Peng S L, Madaio M P, Hughes D P, Crispe I N, Owen M J, Wen L, Hayday A C, Craft J
Department of Biology, Yale University, New Haven, CT 06510, USA.
J Immunol. 1996 May 15;156(10):4041-9.
To investigate the possibility that non-alpha beta T cell-dependent mechanisms can induce systemic autoimmune disease, and to address the roles of alpha beta T cells in murine lupus, we analyzed lupus-prone MRL mice congenitally deficient in alpha beta T cells. Surprisingly, TCR-alpha-/- MRL mice developed several characteristics of human systemic lupus erythematosus, including hypergammaglobulinemia, autoantibodies against DNA and small nuclear ribonucleoproteins, and immune deposits in kidneys. These results, which contrast with past studies concluding that MRL autoimmunity requires CD4+ alpha beta T cells, demonstrate that non-alpha beta T cell-dependent mechanisms are capable of inducing lupus phenomena, and further suggest that MRL disease may consist of both alpha beta T cell-independent and alpha beta T cell-dependent mechanisms.

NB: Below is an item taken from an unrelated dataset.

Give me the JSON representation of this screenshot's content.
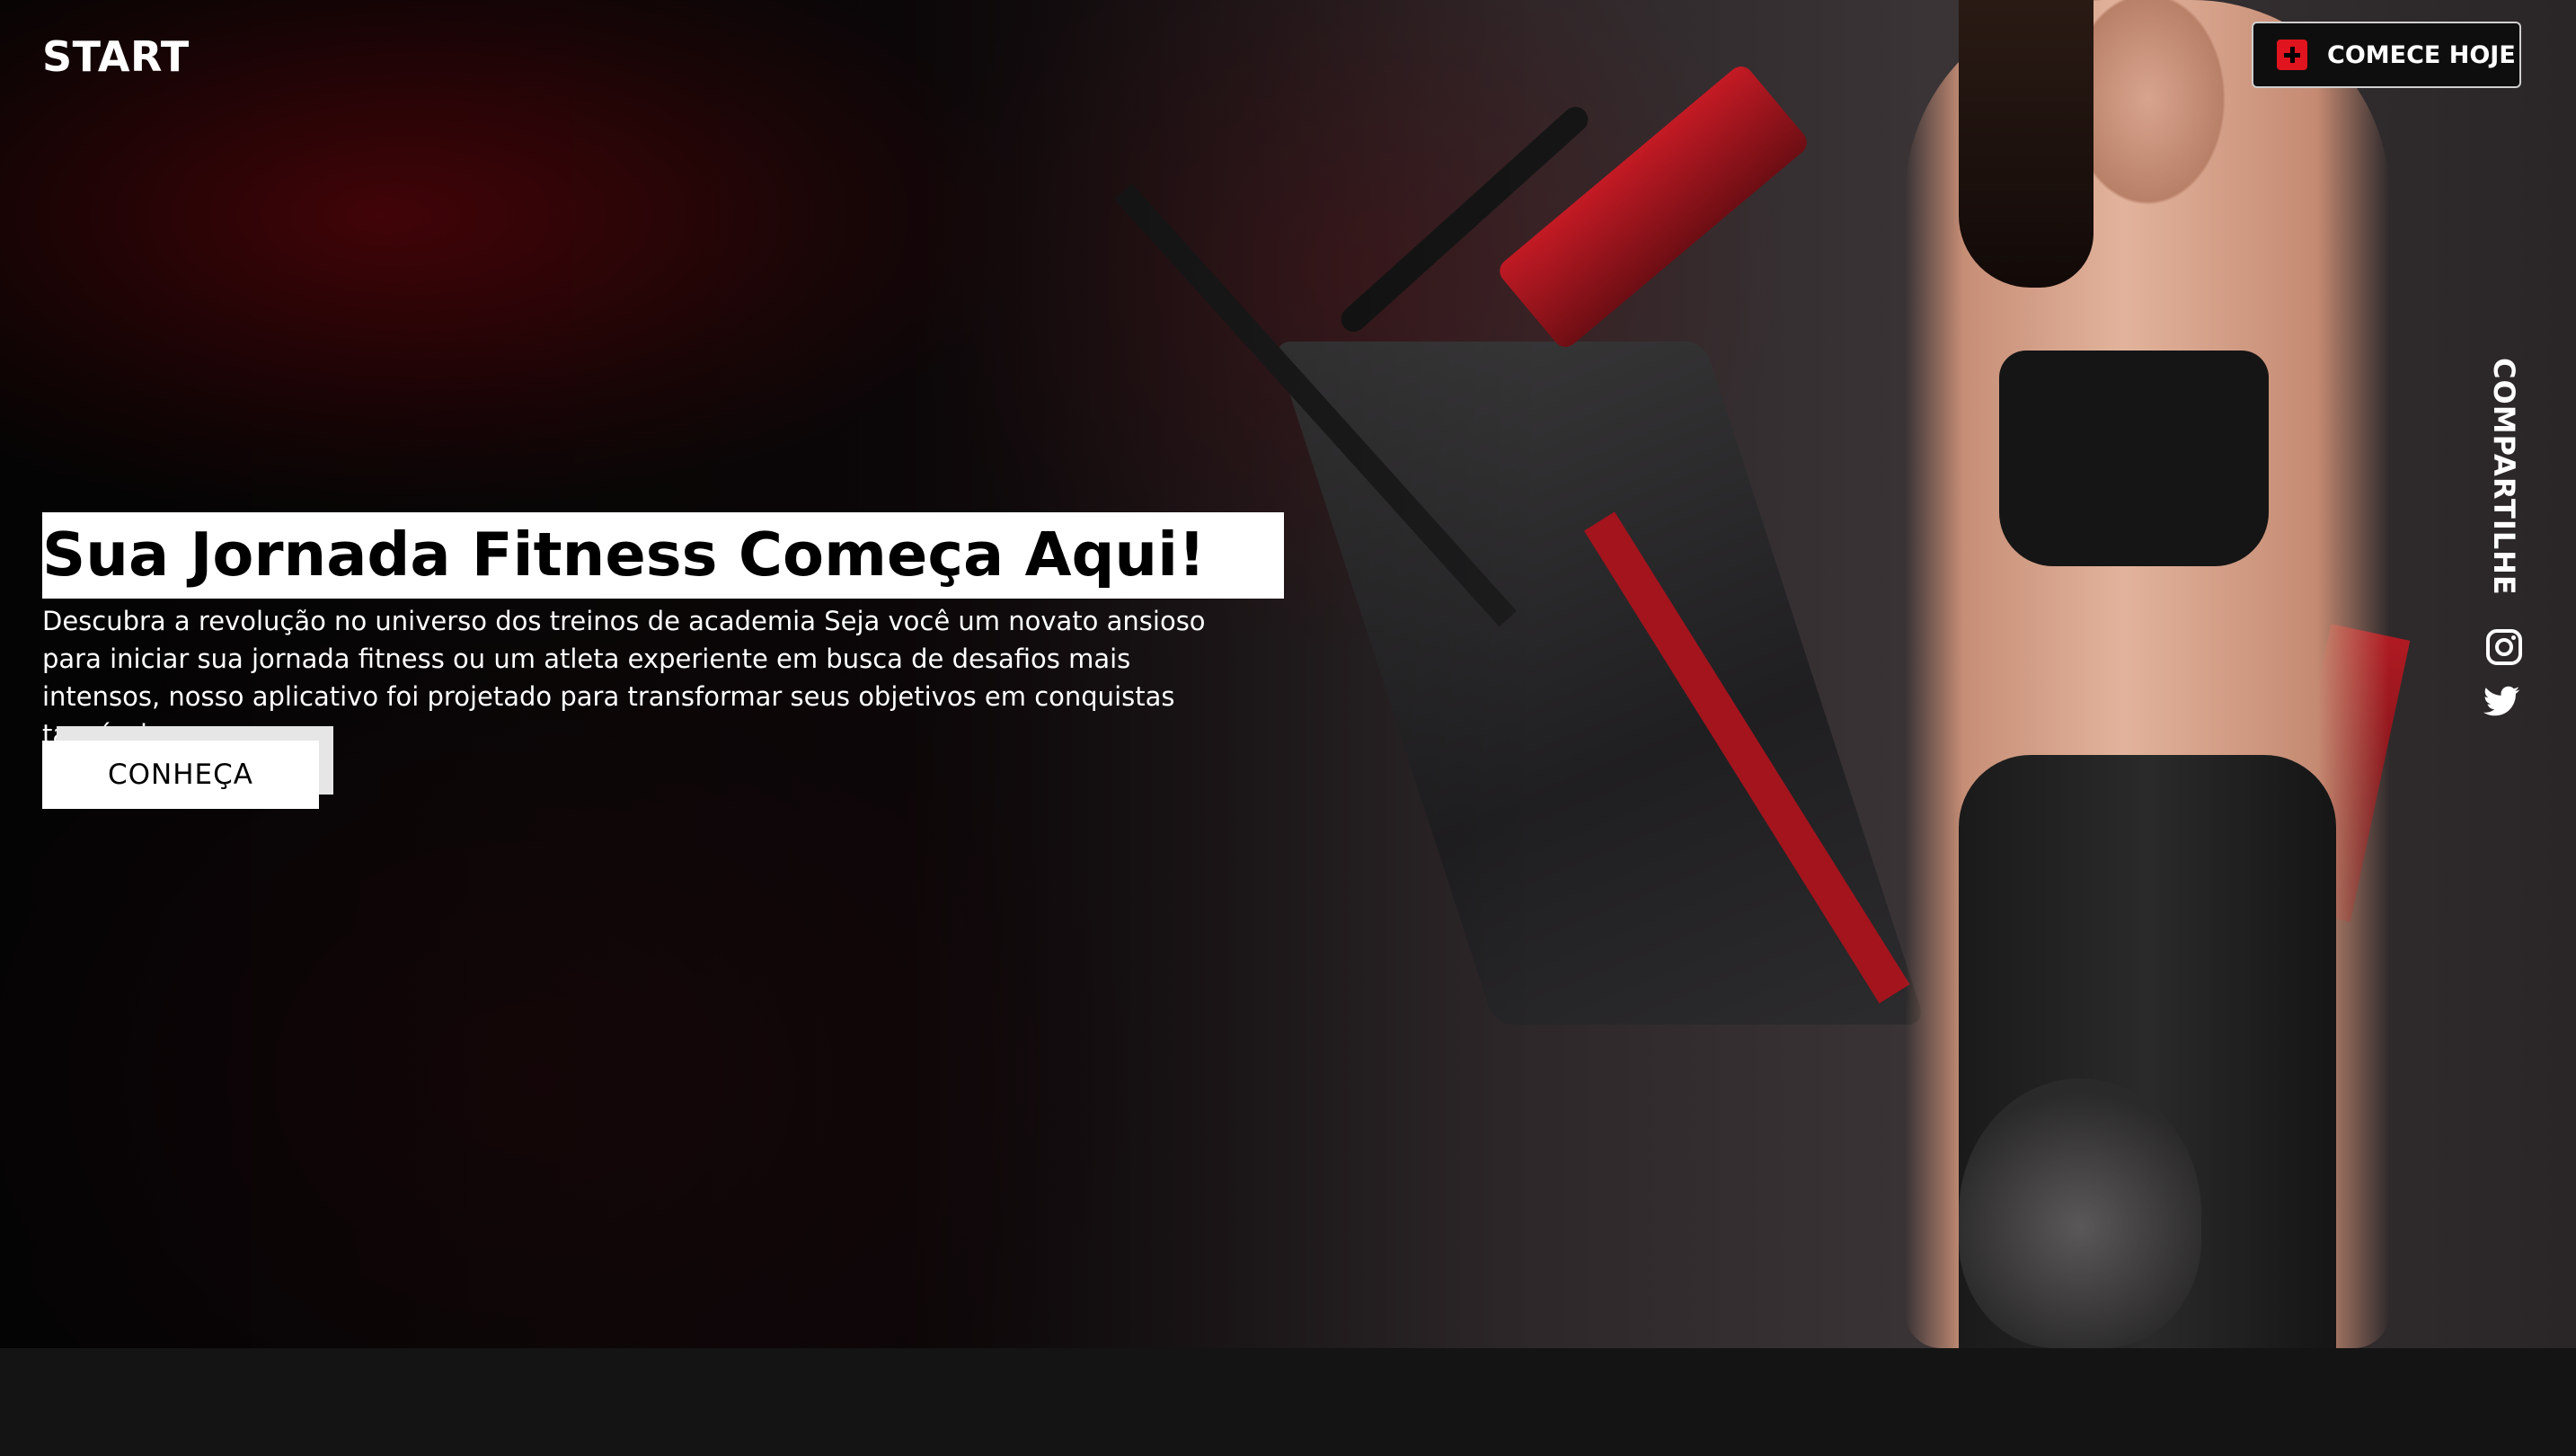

为了研究非αβ T细胞依赖性机制诱导系统性自身免疫疾病的可能性,并探讨αβ T细胞在小鼠狼疮中的作用,我们分析了先天性缺乏αβ T细胞的狼疮易感MRL小鼠。令人惊讶的是,TCR-α-/- MRL小鼠出现了人类系统性红斑狼疮的若干特征,包括高球蛋白血症、针对DNA和小核核糖核蛋白的自身抗体以及肾脏中的免疫沉积物。这些结果与过去认为MRL自身免疫需要CD4+αβ T细胞的研究结果形成对比,表明非αβ T细胞依赖性机制能够诱导狼疮现象,并进一步表明MRL疾病可能由αβ T细胞非依赖性和αβ T细胞依赖性机制共同组成。